There are essential differences between what happens in life and what happens in books. You only have to look at what novels are for. They are there to entertain us, whereas real life is not often very entertaining. They create meaning, whereas real life often seems meaningless. They provide escape, but what are we trying to escape from? Real life, naturally.
Dramatic events such as car crashes and mafia hits may have happened in real life, but may still be weak in novelistic terms.
Here are some ways to adapt real life:
- Change the point of view. Make your real-life event happen to any of various characters in your novel and see how they respond. Remember, you should always have an eye on how the real-life event illuminates your character or contributes to the plot.
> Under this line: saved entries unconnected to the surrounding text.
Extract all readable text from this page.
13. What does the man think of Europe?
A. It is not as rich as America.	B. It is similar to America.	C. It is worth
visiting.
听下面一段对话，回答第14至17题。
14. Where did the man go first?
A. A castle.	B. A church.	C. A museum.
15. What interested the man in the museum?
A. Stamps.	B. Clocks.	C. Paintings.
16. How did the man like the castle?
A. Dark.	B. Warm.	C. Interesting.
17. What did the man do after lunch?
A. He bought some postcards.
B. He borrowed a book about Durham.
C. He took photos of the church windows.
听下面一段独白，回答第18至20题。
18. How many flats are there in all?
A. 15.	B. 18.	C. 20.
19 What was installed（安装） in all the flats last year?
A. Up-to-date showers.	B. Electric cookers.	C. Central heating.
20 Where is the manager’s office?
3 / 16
- Use any ‘found’ dialogue, but bear in mind that real dialogue is often circuitous, pointless, repetitive, and full of false starts and hesitations. Adapt it so that it illuminates character or moves the plot forward. If there’s no dialogue in your real story, include some.
- Make sure you look for the emotional angle. The books you have enjoyed the most almost certainly moved you in some way to wonder, terror, amusement, pity, excitement, etc. Aim to reproduce the same effects.
- Make your real-life story suspenseful by withholding details.
- Include conflicts between characters as a cause or result of the real-life event. In the car crash referred to above, for example, make the driver of the car the adulterous lover of the passenger. Invest events with significance.
In most cases, a novelist’s job is not to transcribe a ‘slice of life’ onto the page, unworked and unchanged. There is almost always the potential for improvement. Why else would people ‘embellish’ stories when they tell them? Don’t force yourself to keep to ‘what really happened’ out of loyalty to real life. A novel is not a biography or a newspaper article. It is a different beast, and satisfies different desires.